The Gender Shades study found that commercial facial recognition systems had error rates exceeding 34% for darker-skinned women and below 1% for lighter-skinned men. Which description most accurately characterizes this as a fairness problem?
In the Obermeyer healthcare algorithm case, correcting the bias required replacing the healthcare spending proxy with direct illness measures. Why didn't simply removing the race variable from the model's inputs fix the problem?

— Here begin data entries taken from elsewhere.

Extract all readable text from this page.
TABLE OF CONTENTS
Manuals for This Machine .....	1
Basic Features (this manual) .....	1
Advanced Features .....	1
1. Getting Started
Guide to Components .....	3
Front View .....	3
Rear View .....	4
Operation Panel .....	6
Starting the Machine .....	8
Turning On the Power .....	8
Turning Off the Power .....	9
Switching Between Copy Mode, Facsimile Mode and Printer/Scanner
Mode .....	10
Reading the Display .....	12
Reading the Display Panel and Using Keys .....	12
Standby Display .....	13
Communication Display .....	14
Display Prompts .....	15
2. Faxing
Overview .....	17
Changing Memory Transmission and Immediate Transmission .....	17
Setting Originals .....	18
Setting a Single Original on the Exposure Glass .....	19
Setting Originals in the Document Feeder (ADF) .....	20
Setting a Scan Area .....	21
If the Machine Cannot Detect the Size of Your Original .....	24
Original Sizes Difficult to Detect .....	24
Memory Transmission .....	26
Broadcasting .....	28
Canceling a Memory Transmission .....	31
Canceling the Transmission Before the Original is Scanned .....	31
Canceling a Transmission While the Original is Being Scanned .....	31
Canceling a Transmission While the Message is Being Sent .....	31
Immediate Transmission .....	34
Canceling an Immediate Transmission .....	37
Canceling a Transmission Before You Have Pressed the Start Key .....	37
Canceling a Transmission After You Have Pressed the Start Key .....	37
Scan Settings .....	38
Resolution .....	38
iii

Case Analysis: Harm and Mechanism
- Select one of the five cases studied in this lesson and write a structured case analysis addressing each of the following.
- 1. System description: What decision was the system making? Who deployed it? What were the intended beneficiaries?
- 2. Bias mechanism: At which stage(s) of the ML pipeline did bias enter? Be specific — name the variable, data source, or design choice that introduced the bias, and explain the causal mechanism.
- 3. Fairness criterion violated: Which of the formal fairness definitions from Lesson 3 does the documented disparity violate? Show, in terms of the lesson's notation, what the violation looks like.
- 4. Human harm: Describe concretely what happened to real people as a result. Who was harmed, in what way, and to what degree?
- 5. Remedy attempted or proposed: What fix was applied or recommended? Did the fix address the root cause at the stage it entered, or was it a patch downstream?
- 6. Open question: Identify one aspect of the case that remains unresolved — a harm that was not remedied, a question that the technical analysis cannot answer, or a systemic factor that no individual model fix can address.
- Your analysis should be written as if presenting to a committee of policymakers who are technically literate but not ML specialists.